Given the complexity of a mutation tool (eating food implies inventory changes and hunger effects) with no annotations and no output schema, the description is incomplete. It lacks details on behavioral traits (e.g., what happens if no food is available, how much hunger is restored), making it inadequate for safe and effective use by an AI agent.

Complex tools with many parameters or behaviors need more documentation. Simple tools need less. This dimension scales expectations accordingly.

Parameters4/5

Does the description clarify parameter syntax, constraints, interactions, or defaults beyond what the schema provides?

The input schema has 0 parameters with 100% coverage, so no parameter documentation is needed. The description adds no parameter information, which is acceptable here as there are no parameters to describe. Baseline is 4 for 0 parameters, as the description doesn't need to compensate for any gaps.

Input schemas describe structure but not intent.

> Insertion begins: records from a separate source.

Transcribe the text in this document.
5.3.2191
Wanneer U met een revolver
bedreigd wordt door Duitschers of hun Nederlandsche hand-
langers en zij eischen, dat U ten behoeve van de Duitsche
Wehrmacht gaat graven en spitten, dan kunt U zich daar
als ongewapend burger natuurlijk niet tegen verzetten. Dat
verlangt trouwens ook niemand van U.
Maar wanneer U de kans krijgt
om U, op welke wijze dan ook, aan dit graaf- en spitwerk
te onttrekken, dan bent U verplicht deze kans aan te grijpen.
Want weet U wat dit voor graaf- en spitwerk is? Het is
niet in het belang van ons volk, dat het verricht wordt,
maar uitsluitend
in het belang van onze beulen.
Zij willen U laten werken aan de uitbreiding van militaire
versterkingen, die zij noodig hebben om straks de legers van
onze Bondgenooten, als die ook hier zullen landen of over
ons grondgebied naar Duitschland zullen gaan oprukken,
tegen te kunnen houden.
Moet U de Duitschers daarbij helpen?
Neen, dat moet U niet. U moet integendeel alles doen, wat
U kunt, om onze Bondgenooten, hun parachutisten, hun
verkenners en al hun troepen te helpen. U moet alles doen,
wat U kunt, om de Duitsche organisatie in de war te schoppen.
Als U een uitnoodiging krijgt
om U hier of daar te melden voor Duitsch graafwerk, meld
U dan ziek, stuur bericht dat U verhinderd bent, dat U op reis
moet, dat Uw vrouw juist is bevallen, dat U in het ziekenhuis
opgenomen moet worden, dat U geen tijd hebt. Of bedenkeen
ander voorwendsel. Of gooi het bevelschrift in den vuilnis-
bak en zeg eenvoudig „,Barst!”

Descriptions should explain non-obvious parameter relationships and valid value ranges.

Purpose4/5

Does the description clearly state what the tool does and how it differs from similar tools?

The description clearly states the action ('eat food') and the resource ('from inventory'), with the purpose ('to restore hunger') explicitly defined. It distinguishes itself from siblings like 'cookItem' or 'useItemOnBlockOrEntity' by focusing on consumption for hunger restoration, though it doesn't explicitly compare to alternatives like 'rest' for similar effects.

Agents choose between tools based on descriptions. A clear purpose with a specific verb and resource helps agents select the right tool.

Usage Guidelines2/5

Does the description explain when to use this tool, when not to, or what alternatives exist?

The description implies usage when hunger needs restoration, but provides no explicit guidance on when to use this tool versus alternatives (e.g., 'rest' might also restore hunger, 'cookItem' might prepare food first). There are no prerequisites mentioned, such as requiring food in inventory or specific conditions, leaving gaps in practical application.

Agents often have multiple tools that could apply. Explicit usage guidance like "use X instead of Y when Z" prevents misuse.